Videographing Major Construction Project Progress

The use of videographs and photographs to monitor the progress of major construction projects is nothing new. The benefits the images can provide are fairly well understood, but obtaining those images, particularly aerial images can sometimes be a challenge, as there are often limitations that require a great deal of skill and experience in the art and science of aerial photography to overcome.

The work we do often involves a great deal more than simply accepting an assignment to provide a few images. As any construction project manager can tell you, tracking and measuring progress can often be a time-consuming task. Project schedules constantly have to be updated based on how the work is progressing, or not progressing, and the data needed to support these scheduling decisions has to available when and where it is needed.

Project managers are not always aware of the technology or expertise required to produce meaningful images. This work is sometimes left to an amateur photographer, or is contracted out to an aerial photography company, a company that may or may not be familiar with the needs of a major project as far as images are concerned. In other words, the necessary communication between the project manager and the aerial photographer or videographer may not always be there, and neither person knows quite where to start.

On occasion, we meet potential clients who are uncomfortable with new technology, don’t see the value of aerial photography, or simply don’t want their job sites to be monitored. It can be difficult at times to procure budget for something executive managers don’t understand, but this and other barriers are often barriers we are able to overcome as we can let the potential benefits sell themselves.

We have done extensive work in this area, and have provided our services to a number of project managers on a number of major projects. We are familiar with the language project managers speak. If you, as a project manager, have a good understanding of the data you required to monitor progress, so much the better. If not, we can work with you to determine what those data should be together with how we propose to collect that data.

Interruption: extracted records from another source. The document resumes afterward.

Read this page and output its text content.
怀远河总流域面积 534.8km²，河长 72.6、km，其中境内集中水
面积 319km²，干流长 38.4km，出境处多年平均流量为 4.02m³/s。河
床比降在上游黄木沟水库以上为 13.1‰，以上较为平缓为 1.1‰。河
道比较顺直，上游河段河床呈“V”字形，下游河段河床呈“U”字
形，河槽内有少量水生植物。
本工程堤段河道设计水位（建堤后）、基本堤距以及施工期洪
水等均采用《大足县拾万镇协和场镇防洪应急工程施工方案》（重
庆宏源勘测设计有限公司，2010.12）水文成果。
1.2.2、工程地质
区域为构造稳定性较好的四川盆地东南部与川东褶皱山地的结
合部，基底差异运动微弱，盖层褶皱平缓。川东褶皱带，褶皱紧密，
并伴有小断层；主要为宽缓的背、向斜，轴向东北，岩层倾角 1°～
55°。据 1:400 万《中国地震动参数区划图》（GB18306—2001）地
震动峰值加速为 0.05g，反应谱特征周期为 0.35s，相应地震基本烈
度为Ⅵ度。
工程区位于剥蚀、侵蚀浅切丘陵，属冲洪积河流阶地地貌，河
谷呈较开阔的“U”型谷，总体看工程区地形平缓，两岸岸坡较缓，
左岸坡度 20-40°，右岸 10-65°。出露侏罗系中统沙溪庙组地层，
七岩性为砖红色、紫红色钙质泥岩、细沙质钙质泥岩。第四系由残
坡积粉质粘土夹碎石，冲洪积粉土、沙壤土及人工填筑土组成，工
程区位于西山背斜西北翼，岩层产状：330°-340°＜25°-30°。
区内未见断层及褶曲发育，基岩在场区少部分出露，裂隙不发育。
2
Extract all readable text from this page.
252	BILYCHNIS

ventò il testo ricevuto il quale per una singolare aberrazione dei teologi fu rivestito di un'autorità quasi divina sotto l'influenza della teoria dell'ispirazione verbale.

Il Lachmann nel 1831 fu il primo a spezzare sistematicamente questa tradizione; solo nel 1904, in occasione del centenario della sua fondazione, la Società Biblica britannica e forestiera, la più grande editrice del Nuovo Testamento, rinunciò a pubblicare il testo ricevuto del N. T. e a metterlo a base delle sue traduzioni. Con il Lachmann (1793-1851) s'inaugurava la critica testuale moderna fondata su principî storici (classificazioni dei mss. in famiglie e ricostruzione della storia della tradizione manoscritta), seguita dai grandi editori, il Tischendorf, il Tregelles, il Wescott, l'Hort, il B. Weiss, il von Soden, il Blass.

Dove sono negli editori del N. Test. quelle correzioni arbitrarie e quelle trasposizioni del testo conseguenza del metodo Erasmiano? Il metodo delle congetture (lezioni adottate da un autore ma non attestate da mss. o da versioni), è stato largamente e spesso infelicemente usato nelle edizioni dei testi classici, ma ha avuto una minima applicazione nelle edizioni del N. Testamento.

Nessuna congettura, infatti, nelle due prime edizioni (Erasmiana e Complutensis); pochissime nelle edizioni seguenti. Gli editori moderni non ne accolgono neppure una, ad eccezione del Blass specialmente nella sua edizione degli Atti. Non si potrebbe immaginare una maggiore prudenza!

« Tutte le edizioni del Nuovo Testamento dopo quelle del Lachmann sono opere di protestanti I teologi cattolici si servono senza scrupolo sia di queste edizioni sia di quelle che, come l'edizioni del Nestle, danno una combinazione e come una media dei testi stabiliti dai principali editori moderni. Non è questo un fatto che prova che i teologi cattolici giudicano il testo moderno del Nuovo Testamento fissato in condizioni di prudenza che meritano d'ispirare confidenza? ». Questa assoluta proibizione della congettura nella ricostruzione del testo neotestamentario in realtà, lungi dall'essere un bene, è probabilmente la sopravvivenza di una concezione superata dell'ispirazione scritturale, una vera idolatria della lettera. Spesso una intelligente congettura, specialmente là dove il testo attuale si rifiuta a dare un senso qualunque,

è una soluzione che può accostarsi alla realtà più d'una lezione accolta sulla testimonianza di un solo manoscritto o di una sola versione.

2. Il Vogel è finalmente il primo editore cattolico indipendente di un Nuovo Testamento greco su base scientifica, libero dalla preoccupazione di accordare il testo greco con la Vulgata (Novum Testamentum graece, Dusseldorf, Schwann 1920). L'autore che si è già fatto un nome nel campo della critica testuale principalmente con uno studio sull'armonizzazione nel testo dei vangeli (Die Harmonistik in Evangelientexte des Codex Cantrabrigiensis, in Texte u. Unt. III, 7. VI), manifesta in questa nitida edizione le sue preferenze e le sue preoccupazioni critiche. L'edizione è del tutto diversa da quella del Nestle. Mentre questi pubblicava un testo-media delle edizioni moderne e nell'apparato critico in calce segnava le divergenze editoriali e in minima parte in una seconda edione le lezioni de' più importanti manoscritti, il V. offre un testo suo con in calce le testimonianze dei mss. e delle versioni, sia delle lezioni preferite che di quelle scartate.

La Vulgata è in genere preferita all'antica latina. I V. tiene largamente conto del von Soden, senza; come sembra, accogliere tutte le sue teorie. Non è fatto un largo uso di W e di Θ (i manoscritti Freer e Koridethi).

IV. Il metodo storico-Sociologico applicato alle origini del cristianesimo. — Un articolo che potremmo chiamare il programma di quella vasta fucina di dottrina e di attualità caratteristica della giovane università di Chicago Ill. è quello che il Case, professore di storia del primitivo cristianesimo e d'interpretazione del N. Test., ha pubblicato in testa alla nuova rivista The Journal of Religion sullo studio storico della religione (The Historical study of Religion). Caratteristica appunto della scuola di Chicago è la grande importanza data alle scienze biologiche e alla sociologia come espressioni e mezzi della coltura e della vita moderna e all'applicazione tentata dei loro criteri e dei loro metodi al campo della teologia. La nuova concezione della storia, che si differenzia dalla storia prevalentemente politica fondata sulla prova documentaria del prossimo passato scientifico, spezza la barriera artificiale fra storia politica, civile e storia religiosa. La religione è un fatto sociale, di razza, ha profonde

Naturally, there is a cost involved in procuring the necessary imagery, and that cost can sometimes be significant. It usually pales in comparison to the cost of the overall project, but it is a cost nonetheless, and the work we propose must indicate there will be a favorable return on investment. The least expensive way to procure imagery is to take a point-and-shoot approach, but this approach rarely if ever provides the exacting detail a PM needs to base decisions on.

Terrestrial monitoring techniques sometimes make use of time-lapse photography. This technique is often sufficient for smaller projects, but can rapidly become unwieldy as project size increases. Aerial time lapse photography is possible though the use of satellites, but since the images are vertical images, a significant amount of valuable information often remains hidden from view. Optimally, one would want oblique time-lapse images, a difficult undertaking from an airplane or helicopter, but a possibility nevertheless.

We are up to the challenge in any event. The advanced photographic and processing equipment we use, in combination with our highly experienced staff, guarantees you, the project manager, will get the data you need, data that can be shared with and understood by others.